Yet Another crosdomain.xml question or: “How to interpret documentation correctly”

Question

I have read a lot about the new policy-policy of flash player and also know the master policy file. Now image the following situation: There are two servers with services (http) running at custom ports

• servera.com:2222/websiteA
• serverb.com:3333/websiteB

Now I open a swf from server a (eg. servera.com:2222/websiteA/A.swf) that wants to access the service of serverb. Of course I need a crossdomain.xml at the right place and there are multiple variations possible. I dont want to use a master policy file, as I might not have control over the root of both servers.

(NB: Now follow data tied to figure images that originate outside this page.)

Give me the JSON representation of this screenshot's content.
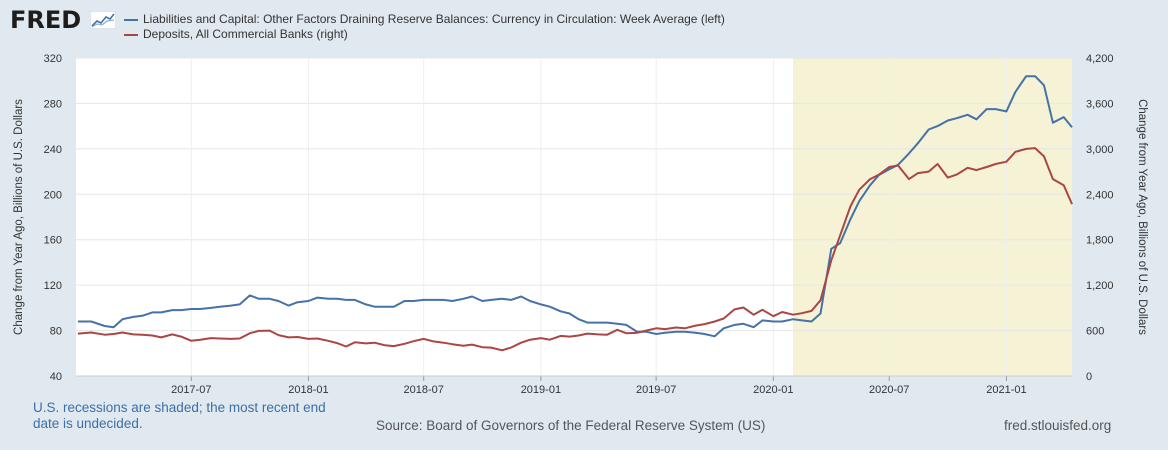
{
  "brand": {
    "logo_text": "FRED"
  },
  "legend": [
    {
      "label": "Liabilities and Capital: Other Factors Draining Reserve Balances: Currency in Circulation: Week Average (left)",
      "color": "#4572a7"
    },
    {
      "label": "Deposits, All Commercial Banks (right)",
      "color": "#aa4643"
    }
  ],
  "footer": {
    "note": "U.S. recessions are shaded; the most recent end date is undecided.",
    "source": "Source: Board of Governors of the Federal Reserve System (US)",
    "url": "fred.stlouisfed.org"
  },
  "chart_data": {
    "type": "line",
    "x_label": "",
    "xlim": [
      "2017-01-01",
      "2021-04-14"
    ],
    "x_tick_labels": [
      "2017-07",
      "2018-01",
      "2018-07",
      "2019-01",
      "2019-07",
      "2020-01",
      "2020-07",
      "2021-01"
    ],
    "y_left": {
      "label": "Change from Year Ago, Billions of U.S. Dollars",
      "range": [
        40,
        320
      ],
      "ticks": [
        40,
        80,
        120,
        160,
        200,
        240,
        280,
        320
      ]
    },
    "y_right": {
      "label": "Change from Year Ago, Billions of U.S. Dollars",
      "range": [
        0,
        4200
      ],
      "ticks": [
        0,
        600,
        1200,
        1800,
        2400,
        3000,
        3600,
        4200
      ],
      "tick_labels": [
        "0",
        "600",
        "1,200",
        "1,800",
        "2,400",
        "3,000",
        "3,600",
        "4,200"
      ]
    },
    "recession": {
      "start": "2020-02-01",
      "end": "2021-04-14",
      "color": "#f5f2d6"
    },
    "grid": true,
    "series": [
      {
        "name": "Liabilities and Capital: Other Factors Draining Reserve Balances: Currency in Circulation: Week Average",
        "axis": "left",
        "color": "#4572a7",
        "points": [
          [
            "2017-01-04",
            88
          ],
          [
            "2017-01-25",
            88
          ],
          [
            "2017-02-15",
            84
          ],
          [
            "2017-03-01",
            83
          ],
          [
            "2017-03-15",
            90
          ],
          [
            "2017-04-01",
            92
          ],
          [
            "2017-04-15",
            93
          ],
          [
            "2017-05-01",
            96
          ],
          [
            "2017-05-15",
            96
          ],
          [
            "2017-06-01",
            98
          ],
          [
            "2017-06-15",
            98
          ],
          [
            "2017-07-01",
            99
          ],
          [
            "2017-07-15",
            99
          ],
          [
            "2017-08-01",
            100
          ],
          [
            "2017-08-15",
            101
          ],
          [
            "2017-09-01",
            102
          ],
          [
            "2017-09-15",
            103
          ],
          [
            "2017-10-01",
            111
          ],
          [
            "2017-10-15",
            108
          ],
          [
            "2017-11-01",
            108
          ],
          [
            "2017-11-15",
            106
          ],
          [
            "2017-12-01",
            102
          ],
          [
            "2017-12-15",
            105
          ],
          [
            "2018-01-01",
            106
          ],
          [
            "2018-01-15",
            109
          ],
          [
            "2018-02-01",
            108
          ],
          [
            "2018-02-15",
            108
          ],
          [
            "2018-03-01",
            107
          ],
          [
            "2018-03-15",
            107
          ],
          [
            "2018-04-01",
            103
          ],
          [
            "2018-04-15",
            101
          ],
          [
            "2018-05-01",
            101
          ],
          [
            "2018-05-15",
            101
          ],
          [
            "2018-06-01",
            106
          ],
          [
            "2018-06-15",
            106
          ],
          [
            "2018-07-01",
            107
          ],
          [
            "2018-07-15",
            107
          ],
          [
            "2018-08-01",
            107
          ],
          [
            "2018-08-15",
            106
          ],
          [
            "2018-09-01",
            108
          ],
          [
            "2018-09-15",
            110
          ],
          [
            "2018-10-01",
            106
          ],
          [
            "2018-10-15",
            107
          ],
          [
            "2018-11-01",
            108
          ],
          [
            "2018-11-15",
            107
          ],
          [
            "2018-12-01",
            110
          ],
          [
            "2018-12-15",
            106
          ],
          [
            "2019-01-01",
            103
          ],
          [
            "2019-01-15",
            101
          ],
          [
            "2019-02-01",
            97
          ],
          [
            "2019-02-15",
            95
          ],
          [
            "2019-03-01",
            90
          ],
          [
            "2019-03-15",
            87
          ],
          [
            "2019-04-01",
            87
          ],
          [
            "2019-04-15",
            87
          ],
          [
            "2019-05-01",
            86
          ],
          [
            "2019-05-15",
            85
          ],
          [
            "2019-06-01",
            79
          ],
          [
            "2019-06-15",
            79
          ],
          [
            "2019-07-01",
            77
          ],
          [
            "2019-07-15",
            78
          ],
          [
            "2019-08-01",
            79
          ],
          [
            "2019-08-15",
            79
          ],
          [
            "2019-09-01",
            78
          ],
          [
            "2019-09-15",
            77
          ],
          [
            "2019-10-01",
            75
          ],
          [
            "2019-10-15",
            82
          ],
          [
            "2019-11-01",
            85
          ],
          [
            "2019-11-15",
            86
          ],
          [
            "2019-12-01",
            83
          ],
          [
            "2019-12-15",
            89
          ],
          [
            "2020-01-01",
            88
          ],
          [
            "2020-01-15",
            88
          ],
          [
            "2020-02-01",
            90
          ],
          [
            "2020-02-15",
            89
          ],
          [
            "2020-03-01",
            88
          ],
          [
            "2020-03-15",
            95
          ],
          [
            "2020-04-01",
            152
          ],
          [
            "2020-04-15",
            157
          ],
          [
            "2020-05-01",
            178
          ],
          [
            "2020-05-15",
            194
          ],
          [
            "2020-06-01",
            208
          ],
          [
            "2020-06-15",
            217
          ],
          [
            "2020-07-01",
            222
          ],
          [
            "2020-07-15",
            226
          ],
          [
            "2020-08-01",
            236
          ],
          [
            "2020-08-15",
            245
          ],
          [
            "2020-09-01",
            257
          ],
          [
            "2020-09-15",
            260
          ],
          [
            "2020-10-01",
            265
          ],
          [
            "2020-10-15",
            267
          ],
          [
            "2020-11-01",
            270
          ],
          [
            "2020-11-15",
            266
          ],
          [
            "2020-12-01",
            275
          ],
          [
            "2020-12-15",
            275
          ],
          [
            "2021-01-01",
            273
          ],
          [
            "2021-01-15",
            290
          ],
          [
            "2021-02-01",
            304
          ],
          [
            "2021-02-15",
            304
          ],
          [
            "2021-03-01",
            296
          ],
          [
            "2021-03-15",
            263
          ],
          [
            "2021-04-01",
            268
          ],
          [
            "2021-04-14",
            259
          ]
        ]
      },
      {
        "name": "Deposits, All Commercial Banks",
        "axis": "right",
        "color": "#aa4643",
        "points": [
          [
            "2017-01-04",
            560
          ],
          [
            "2017-01-25",
            575
          ],
          [
            "2017-02-15",
            545
          ],
          [
            "2017-03-01",
            555
          ],
          [
            "2017-03-15",
            575
          ],
          [
            "2017-04-01",
            550
          ],
          [
            "2017-04-15",
            545
          ],
          [
            "2017-05-01",
            535
          ],
          [
            "2017-05-15",
            510
          ],
          [
            "2017-06-01",
            550
          ],
          [
            "2017-06-15",
            520
          ],
          [
            "2017-07-01",
            465
          ],
          [
            "2017-07-15",
            480
          ],
          [
            "2017-08-01",
            500
          ],
          [
            "2017-08-15",
            495
          ],
          [
            "2017-09-01",
            490
          ],
          [
            "2017-09-15",
            495
          ],
          [
            "2017-10-01",
            565
          ],
          [
            "2017-10-15",
            595
          ],
          [
            "2017-11-01",
            600
          ],
          [
            "2017-11-15",
            540
          ],
          [
            "2017-12-01",
            510
          ],
          [
            "2017-12-15",
            515
          ],
          [
            "2018-01-01",
            490
          ],
          [
            "2018-01-15",
            495
          ],
          [
            "2018-02-01",
            465
          ],
          [
            "2018-02-15",
            435
          ],
          [
            "2018-03-01",
            390
          ],
          [
            "2018-03-15",
            445
          ],
          [
            "2018-04-01",
            430
          ],
          [
            "2018-04-15",
            440
          ],
          [
            "2018-05-01",
            405
          ],
          [
            "2018-05-15",
            395
          ],
          [
            "2018-06-01",
            425
          ],
          [
            "2018-06-15",
            460
          ],
          [
            "2018-07-01",
            490
          ],
          [
            "2018-07-15",
            460
          ],
          [
            "2018-08-01",
            440
          ],
          [
            "2018-08-15",
            420
          ],
          [
            "2018-09-01",
            400
          ],
          [
            "2018-09-15",
            415
          ],
          [
            "2018-10-01",
            380
          ],
          [
            "2018-10-15",
            375
          ],
          [
            "2018-11-01",
            340
          ],
          [
            "2018-11-15",
            375
          ],
          [
            "2018-12-01",
            440
          ],
          [
            "2018-12-15",
            480
          ],
          [
            "2019-01-01",
            500
          ],
          [
            "2019-01-15",
            480
          ],
          [
            "2019-02-01",
            530
          ],
          [
            "2019-02-15",
            520
          ],
          [
            "2019-03-01",
            535
          ],
          [
            "2019-03-15",
            560
          ],
          [
            "2019-04-01",
            550
          ],
          [
            "2019-04-15",
            545
          ],
          [
            "2019-05-01",
            610
          ],
          [
            "2019-05-15",
            565
          ],
          [
            "2019-06-01",
            570
          ],
          [
            "2019-06-15",
            600
          ],
          [
            "2019-07-01",
            630
          ],
          [
            "2019-07-15",
            620
          ],
          [
            "2019-08-01",
            640
          ],
          [
            "2019-08-15",
            630
          ],
          [
            "2019-09-01",
            665
          ],
          [
            "2019-09-15",
            685
          ],
          [
            "2019-10-01",
            720
          ],
          [
            "2019-10-15",
            760
          ],
          [
            "2019-11-01",
            880
          ],
          [
            "2019-11-15",
            905
          ],
          [
            "2019-12-01",
            810
          ],
          [
            "2019-12-15",
            875
          ],
          [
            "2020-01-01",
            790
          ],
          [
            "2020-01-15",
            845
          ],
          [
            "2020-02-01",
            810
          ],
          [
            "2020-02-15",
            830
          ],
          [
            "2020-03-01",
            860
          ],
          [
            "2020-03-15",
            1000
          ],
          [
            "2020-04-01",
            1530
          ],
          [
            "2020-04-15",
            1860
          ],
          [
            "2020-05-01",
            2240
          ],
          [
            "2020-05-15",
            2460
          ],
          [
            "2020-06-01",
            2600
          ],
          [
            "2020-06-15",
            2660
          ],
          [
            "2020-07-01",
            2760
          ],
          [
            "2020-07-15",
            2780
          ],
          [
            "2020-08-01",
            2600
          ],
          [
            "2020-08-15",
            2680
          ],
          [
            "2020-09-01",
            2700
          ],
          [
            "2020-09-15",
            2800
          ],
          [
            "2020-10-01",
            2620
          ],
          [
            "2020-10-15",
            2660
          ],
          [
            "2020-11-01",
            2750
          ],
          [
            "2020-11-15",
            2720
          ],
          [
            "2020-12-01",
            2760
          ],
          [
            "2020-12-15",
            2800
          ],
          [
            "2021-01-01",
            2830
          ],
          [
            "2021-01-15",
            2960
          ],
          [
            "2021-02-01",
            3000
          ],
          [
            "2021-02-15",
            3010
          ],
          [
            "2021-03-01",
            2900
          ],
          [
            "2021-03-15",
            2600
          ],
          [
            "2021-04-01",
            2520
          ],
          [
            "2021-04-14",
            2270
          ]
        ]
      }
    ]
  }
}
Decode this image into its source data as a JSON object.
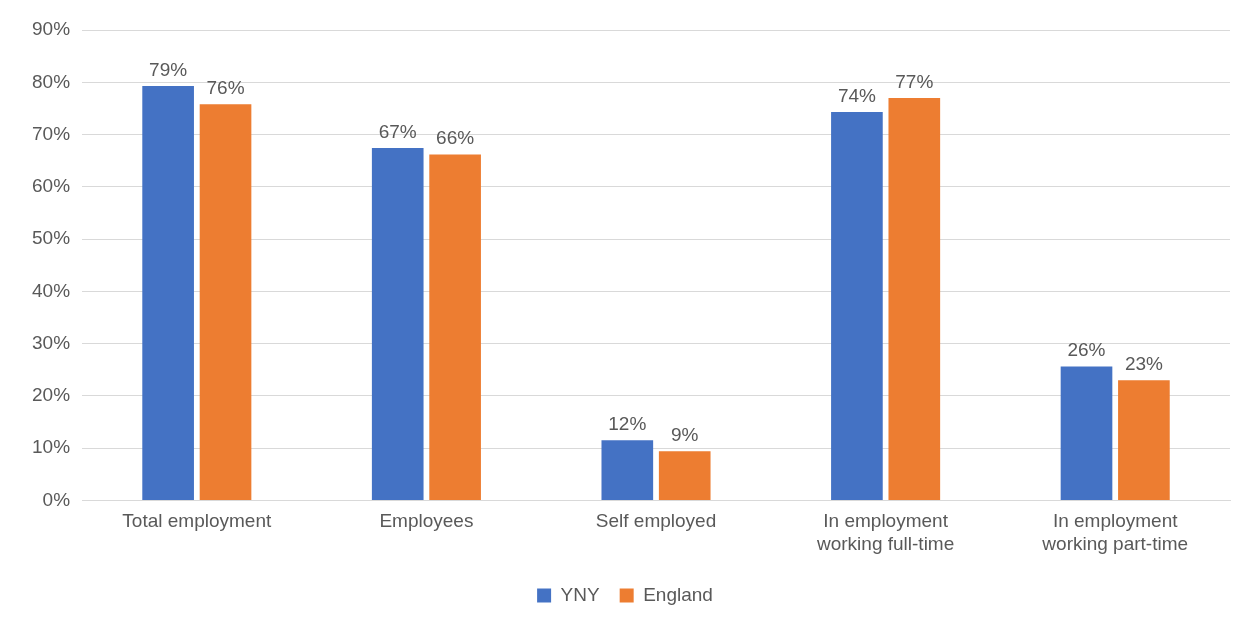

One solution I found works with the following crossdomain:

<?xml version="1.0"?>
<cross-domain-policy>
    <allow-access-from domain="*"/>
</cross-domain-policy>

served at serverb.com:3333/websiteB/crossdomain.xml

So now for my question: Is it possible to get rid of the "*" and use a proper (not as general as *) domainname in the allow-access-from rule? All my attempts failed, and from what I understand it should be possible.

Answer 1

Try:

<?xml version="1.0"?>
<!DOCTYPE cross-domain-policy SYSTEM
"http://www.adobe.com/xml/dtds/cross-domain-policy.dtd">

<cross-domain-policy>
    <allow-access-from domain="*.servera.com" to-ports="3333"/>
</cross-domain-policy>

(you may have to specify the port for the from domain as well - I haven't had to deal w/ cross domain w/ ports in a while.

Answer 2

Be very careful with crossdomain policy files. If you are using cookie auth or if serverb.com is on an internal network then you should not use a crossdomain policy. Alternatively you can use a proxy on servera.com that proxies the requests to serverb.com. That would avoid the crossdomain request.

You should also setup logging using an mm.cfg file containing:

ErrorReportingEnable=1
TraceOutputFileEnable=1
PolicyFileLog=1
PolicyFileLogAppend=1

That will log the errors to a text file. Check out more details on setting up the mm.cfg file.